To Manage Your Content, First Know What Content You’re Managing

So you want to organize your professional content! Congratulations!

Working as a knowledge manager, I often find that companies, teams, and individuals get very excited about the concept of knowledge organization/knowledge management/content management, whatever you want to call it. The idea of neat, tidy rows of information that are easily accessed is one that we all seem to want to strive for, even if we’re not entirely sure why we’re doing it. Information is a messy beast, and the ways in which individuals access and retain it are myriad, but there’s something about putting content into neatly-arranged piles that is satisfying, and indeed can lead to a more productive, more profitable, and easier-to-navigate workplace.

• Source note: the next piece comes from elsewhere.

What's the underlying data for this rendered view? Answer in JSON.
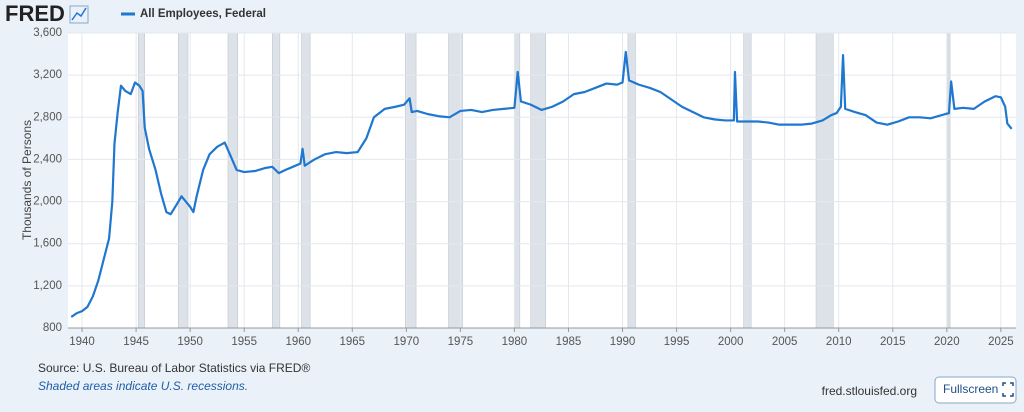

However, remembering that you can only organize the things you have can be a struggle. Quite often, when I’m starting to assess the plans of a department or organization (or even an individual’s filing system), a great deal of what I call “aspirational organization” starts to take effect.

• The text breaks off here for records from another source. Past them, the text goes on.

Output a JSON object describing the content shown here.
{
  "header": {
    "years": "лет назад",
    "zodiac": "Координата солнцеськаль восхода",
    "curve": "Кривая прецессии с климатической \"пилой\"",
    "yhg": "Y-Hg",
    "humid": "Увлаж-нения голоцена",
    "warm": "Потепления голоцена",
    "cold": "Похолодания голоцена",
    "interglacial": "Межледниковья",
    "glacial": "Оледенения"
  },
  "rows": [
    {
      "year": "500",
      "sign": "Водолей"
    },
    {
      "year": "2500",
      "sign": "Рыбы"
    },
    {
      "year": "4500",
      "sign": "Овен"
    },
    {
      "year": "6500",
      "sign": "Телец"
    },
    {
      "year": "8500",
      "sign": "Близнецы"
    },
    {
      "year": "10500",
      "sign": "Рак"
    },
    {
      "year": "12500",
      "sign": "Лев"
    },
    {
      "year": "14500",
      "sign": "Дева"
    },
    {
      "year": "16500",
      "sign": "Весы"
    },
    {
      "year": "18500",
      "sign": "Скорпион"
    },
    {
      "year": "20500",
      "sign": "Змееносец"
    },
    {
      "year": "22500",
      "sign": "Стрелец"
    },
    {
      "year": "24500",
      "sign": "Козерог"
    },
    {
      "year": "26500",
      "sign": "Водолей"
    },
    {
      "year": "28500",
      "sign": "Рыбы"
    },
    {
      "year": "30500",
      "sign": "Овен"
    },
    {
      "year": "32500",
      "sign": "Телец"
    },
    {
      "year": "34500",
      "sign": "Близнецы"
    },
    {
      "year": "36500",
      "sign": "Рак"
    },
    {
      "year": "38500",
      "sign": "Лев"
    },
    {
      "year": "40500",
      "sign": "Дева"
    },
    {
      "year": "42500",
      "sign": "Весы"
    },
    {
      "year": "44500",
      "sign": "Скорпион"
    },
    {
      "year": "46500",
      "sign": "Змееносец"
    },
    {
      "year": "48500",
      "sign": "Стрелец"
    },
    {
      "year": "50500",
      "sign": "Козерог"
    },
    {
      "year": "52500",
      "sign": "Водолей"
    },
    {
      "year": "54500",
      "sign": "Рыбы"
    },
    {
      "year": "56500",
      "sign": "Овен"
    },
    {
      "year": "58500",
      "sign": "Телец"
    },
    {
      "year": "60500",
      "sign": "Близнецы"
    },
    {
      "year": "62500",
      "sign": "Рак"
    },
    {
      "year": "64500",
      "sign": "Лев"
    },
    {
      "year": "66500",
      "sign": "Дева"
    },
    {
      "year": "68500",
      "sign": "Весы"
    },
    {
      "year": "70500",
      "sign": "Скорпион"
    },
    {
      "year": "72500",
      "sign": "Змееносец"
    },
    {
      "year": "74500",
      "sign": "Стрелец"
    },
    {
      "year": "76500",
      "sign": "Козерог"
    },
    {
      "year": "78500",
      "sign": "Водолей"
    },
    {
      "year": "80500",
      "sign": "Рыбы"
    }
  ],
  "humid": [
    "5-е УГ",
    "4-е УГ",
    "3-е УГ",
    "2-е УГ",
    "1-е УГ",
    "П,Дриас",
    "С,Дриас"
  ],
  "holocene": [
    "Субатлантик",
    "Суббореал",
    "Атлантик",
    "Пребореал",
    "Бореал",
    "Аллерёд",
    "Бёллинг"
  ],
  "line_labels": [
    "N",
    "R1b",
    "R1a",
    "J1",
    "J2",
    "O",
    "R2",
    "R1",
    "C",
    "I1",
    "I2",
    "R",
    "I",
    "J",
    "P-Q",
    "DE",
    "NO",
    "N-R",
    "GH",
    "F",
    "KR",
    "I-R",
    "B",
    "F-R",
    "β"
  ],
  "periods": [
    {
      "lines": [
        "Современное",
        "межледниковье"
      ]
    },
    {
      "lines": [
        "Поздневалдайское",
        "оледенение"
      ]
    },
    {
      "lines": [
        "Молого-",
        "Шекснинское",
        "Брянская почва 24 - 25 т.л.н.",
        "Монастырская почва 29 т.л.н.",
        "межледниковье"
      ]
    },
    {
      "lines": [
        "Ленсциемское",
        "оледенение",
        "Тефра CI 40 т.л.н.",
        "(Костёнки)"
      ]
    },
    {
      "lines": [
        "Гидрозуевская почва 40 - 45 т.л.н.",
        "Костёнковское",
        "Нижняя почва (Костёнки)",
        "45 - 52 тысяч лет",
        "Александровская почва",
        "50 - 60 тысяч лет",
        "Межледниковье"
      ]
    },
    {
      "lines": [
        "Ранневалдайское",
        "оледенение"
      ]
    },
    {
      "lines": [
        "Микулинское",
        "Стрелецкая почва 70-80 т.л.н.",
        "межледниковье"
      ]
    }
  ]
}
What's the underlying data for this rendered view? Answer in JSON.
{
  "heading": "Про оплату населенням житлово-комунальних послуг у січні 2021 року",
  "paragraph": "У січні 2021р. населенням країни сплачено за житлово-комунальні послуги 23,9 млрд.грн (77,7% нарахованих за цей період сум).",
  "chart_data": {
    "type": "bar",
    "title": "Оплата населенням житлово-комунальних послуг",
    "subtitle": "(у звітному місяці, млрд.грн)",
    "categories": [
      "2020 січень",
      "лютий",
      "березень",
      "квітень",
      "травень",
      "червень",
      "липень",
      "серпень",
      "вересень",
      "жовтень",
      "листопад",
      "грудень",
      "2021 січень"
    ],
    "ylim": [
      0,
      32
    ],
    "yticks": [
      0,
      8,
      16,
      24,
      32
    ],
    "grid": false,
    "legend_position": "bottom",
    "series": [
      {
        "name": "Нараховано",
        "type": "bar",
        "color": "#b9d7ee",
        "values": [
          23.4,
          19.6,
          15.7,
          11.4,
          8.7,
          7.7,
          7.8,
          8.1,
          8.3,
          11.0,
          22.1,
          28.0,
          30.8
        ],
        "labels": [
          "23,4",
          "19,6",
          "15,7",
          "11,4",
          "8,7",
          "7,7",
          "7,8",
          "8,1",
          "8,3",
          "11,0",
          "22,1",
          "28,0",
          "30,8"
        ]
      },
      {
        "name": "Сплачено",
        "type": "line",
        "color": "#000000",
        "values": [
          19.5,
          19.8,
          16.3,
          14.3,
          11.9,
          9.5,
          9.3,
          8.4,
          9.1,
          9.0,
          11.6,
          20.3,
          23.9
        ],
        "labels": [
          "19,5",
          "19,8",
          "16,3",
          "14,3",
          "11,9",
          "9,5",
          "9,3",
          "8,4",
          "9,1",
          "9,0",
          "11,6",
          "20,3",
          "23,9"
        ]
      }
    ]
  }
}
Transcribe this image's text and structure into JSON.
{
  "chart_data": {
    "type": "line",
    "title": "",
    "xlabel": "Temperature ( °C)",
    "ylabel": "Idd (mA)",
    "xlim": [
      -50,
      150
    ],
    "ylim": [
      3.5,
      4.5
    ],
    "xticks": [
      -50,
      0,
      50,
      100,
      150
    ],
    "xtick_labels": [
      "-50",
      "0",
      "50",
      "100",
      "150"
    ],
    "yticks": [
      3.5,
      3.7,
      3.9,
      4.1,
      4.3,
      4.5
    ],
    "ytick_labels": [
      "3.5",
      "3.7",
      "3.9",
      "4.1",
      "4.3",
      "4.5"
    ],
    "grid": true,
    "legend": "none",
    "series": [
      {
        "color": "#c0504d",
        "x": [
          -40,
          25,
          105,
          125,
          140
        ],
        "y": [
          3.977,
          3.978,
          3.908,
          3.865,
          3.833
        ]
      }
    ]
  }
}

Let’s step back from the world of digital information and bring this into the world of tangible objects. Have you ever been to a Container Store? They’re almost magical places. Neatly-arranged boxes and bins and baskets, all coordinated by size and function, line the shelves of this retail establishment. As you walk the aisles, you can feel a sense of calm approaching, as you realize that if you just bought enough containers and arranged them in just the right way, you’d never lose anything, and your house would always look tidy. So you pile up your cart with boxes and baskets and jars, and when you get home, you realize that you now have several hundred dollars’ worth of empty vessels without anything, really, to put in them.

Or maybe that’s just me.

At any rate, this is quite often the case with content organization in professional settings. When we talk about organizing our content, we often talk about the shiny rows of color-coordinating containers we’d like to build in order to place…something. Or we have a terrific organizational system for things we don’t yet own or haven’t built.

The first thing I always ask about in a knowledge audit (a session in which I learn what information you have, what information you use, and how you generally access it as an organization) is what material you currently have and are using. Pretty much anything else isn’t all that important unless you have people working at creating it right now, or a budget for people to create that information/content.

Building systems or buying software to organize material you currently have and currently use is smart. Building systems or buying software to organize material you think you might create or use at some point in the future can be an exercise in futility, can be very expensive, and can disrupt your organization far more than a messy system of content storage that nobody likes, but everybody knows how to use.

So before you start building a new system or establishing a content management budget, ask yourself if you are finding places for the materials that help you work, or if you’re being distracted by the shiny rows of boxes in Aisle 2.